- A nearly complete lowermost Albian (uppermost Aptian?) to
lowermost Oligocene sedimentary sequence of mudrock, shale, and interbedded turbidite sandstone and other gravity flow deposits was recovered at ODP Site 1276 in the deep Newfoundland Basin. Calcareous nannofossils provide the most complete biostratigraphic age control for Site 1276. Planktonic foraminifers provide sporadic but complementary age control and are best represented in turbidite sandstones. Palynomorphs are particularly abundant and useful for biostratigraphy in organic-rich Paleogene and mid-Cretaceous sediments.
- Site 1276 has been at abyssal depths (>2000 m) near or below the CCD since earliest Albian time (~112 Ma). Calcareous microfossils are not abundant, except in some turbidites. In situ mudrock and shale are characterized by abyssal agglutinated foraminifers and varying quantities of radiolarians, phosphatic fish debris, sponge spicules, and plant debris. Calcareous nannofossils are generally present in many samples owing to their transport to the deep sea in fecal pellets or distal turbidites.
- The Albian part of the succession accumulated very rapidly in response to erosion on the Grand Banks associated with the Avalon uplift, increased sedimentation associated with relatively low sea level, and/or increased accommodation space associated with subsidence of the young Newfoundland continental margin.
- Two mid-Cretaceous OAEs are well developed at Site 1276. Basal Albian OAE1b occurs in Cores 210-1276A-95R and 94R, and Cenomanian/Turonian boundary OAE2 occurs in Sections 210-1276A-31R-2 and 3. Both OAEs lack benthic biota in the laminated black shale, suggesting that anoxia may have existed through much of the basal water column, thereby contrasting the expanded oxygen minimum zone model for OAE development.
- Calcareous nannofossil assemblages suggest surface water cooling in the vicinity of Site 1276 following OAE2 in the early Turonian. This may be a widespread if not global phenomenon related to the excess burial of carbon during OAE2.
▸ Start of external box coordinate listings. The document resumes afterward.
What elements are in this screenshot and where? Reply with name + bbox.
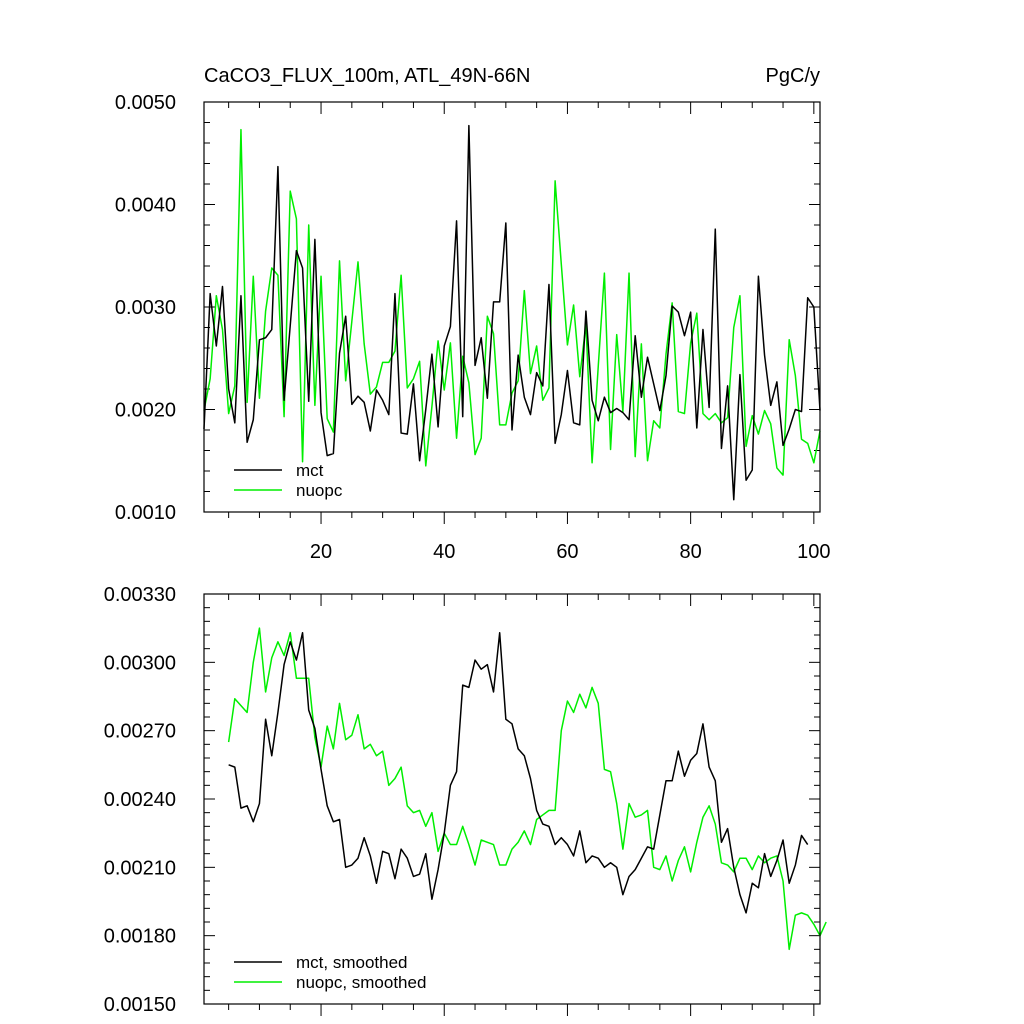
series-line-nuopc — [203, 128, 821, 476]
top-xtick-label: 60 — [556, 541, 578, 563]
legend-label-nuopc: nuopc — [296, 481, 343, 500]
bottom-ytick-label: 0.00300 — [104, 652, 176, 674]
series-line-mct — [203, 124, 821, 501]
top-xtick-label: 100 — [797, 541, 830, 563]
bottom-panel-ticks: 0.00150 0.00180 0.00210 0.00240 0.00270 0.003… — [104, 584, 820, 1016]
series-line-nuopc-smoothed — [227, 627, 827, 951]
legend-label-nuopc-smoothed: nuopc, smoothed — [296, 973, 426, 992]
top-ytick-label: 0.0010 — [115, 502, 176, 524]
legend-label-mct: mct — [296, 461, 324, 480]
bottom-ytick-label: 0.00330 — [104, 584, 176, 606]
top-panel: CaCO3_FLUX_100m, ATL_49N-66N PgC/y 0.001… — [115, 65, 831, 563]
bottom-ytick-label: 0.00240 — [104, 789, 176, 811]
top-xtick-label: 80 — [680, 541, 702, 563]
legend-label-mct-smoothed: mct, smoothed — [296, 953, 408, 972]
bottom-panel-frame — [203, 593, 821, 1005]
top-ytick-label: 0.0040 — [115, 195, 176, 217]
bottom-panel: 0.00150 0.00180 0.00210 0.00240 0.00270 0.003… — [104, 584, 827, 1016]
bottom-panel-series — [227, 627, 827, 951]
top-panel-units: PgC/y — [766, 65, 820, 87]
top-panel-frame — [203, 101, 821, 513]
series-line-mct-smoothed — [228, 631, 809, 914]
bottom-ytick-label: 0.00150 — [104, 994, 176, 1016]
bottom-ytick-label: 0.00210 — [104, 857, 176, 879]
top-panel-series — [203, 124, 821, 501]
top-xtick-label: 20 — [310, 541, 332, 563]
bottom-ytick-label: 0.00270 — [104, 721, 176, 743]
top-ytick-label: 0.0050 — [115, 92, 176, 114]
top-ytick-label: 0.0030 — [115, 297, 176, 319]
top-xtick-label: 40 — [433, 541, 455, 563]
top-panel-title: CaCO3_FLUX_100m, ATL_49N-66N — [204, 65, 530, 87]
top-ytick-label: 0.0020 — [115, 400, 176, 422]
bottom-ytick-label: 0.00180 — [104, 926, 176, 948]
bottom-panel-legend: mct, smoothed nuopc, smoothed — [234, 953, 426, 992]
top-panel-legend: mct nuopc — [234, 461, 343, 500]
- Much of the Upper Cretaceous (Turonian–Maastrichtian) is represented by a relatively condensed sequence of oxidized sediments due to the combined influences of high global sea level, elevated CCD, and invigorated deepwater circulation during the Late Cretaceous.
- A biostratigraphically complete Cretaceous/Paleogene boundary was recovered in Section 210-1276A-21R-4. This represents one of the deepest water K/P boundary sections known.
- The discovery of redeposited large-size benthic foraminifers with Caribbean affinities in Cores 210-1276A-15R through 7R demonstrate that a shallow-water carbonate platform(s) existed nearby on the southeastern Grand Banks, Newfoundland Seamounts, or southern Flemish Cap during the Campanian–Maastrichtian and again during the latest Paleocene and early Eocene. Both time intervals correspond with high sea level and global warmth. These findings suggest that paleobiogeographic boundaries shifted much further north and that a proto-Gulf Stream probably crossed the offshore Newfoundland region at these times.
- A probable hiatus and condensed interval spanning ~4.8 m.y. in the early middle Eocene (~48.5–43.7 Ma) suggest that invigorated bottom water flow and a change in global eustatic sea level accompanied the onset of global cooling, or opening of the Arctic Basin, following the
early Eocene Climatic Optimum (EECO).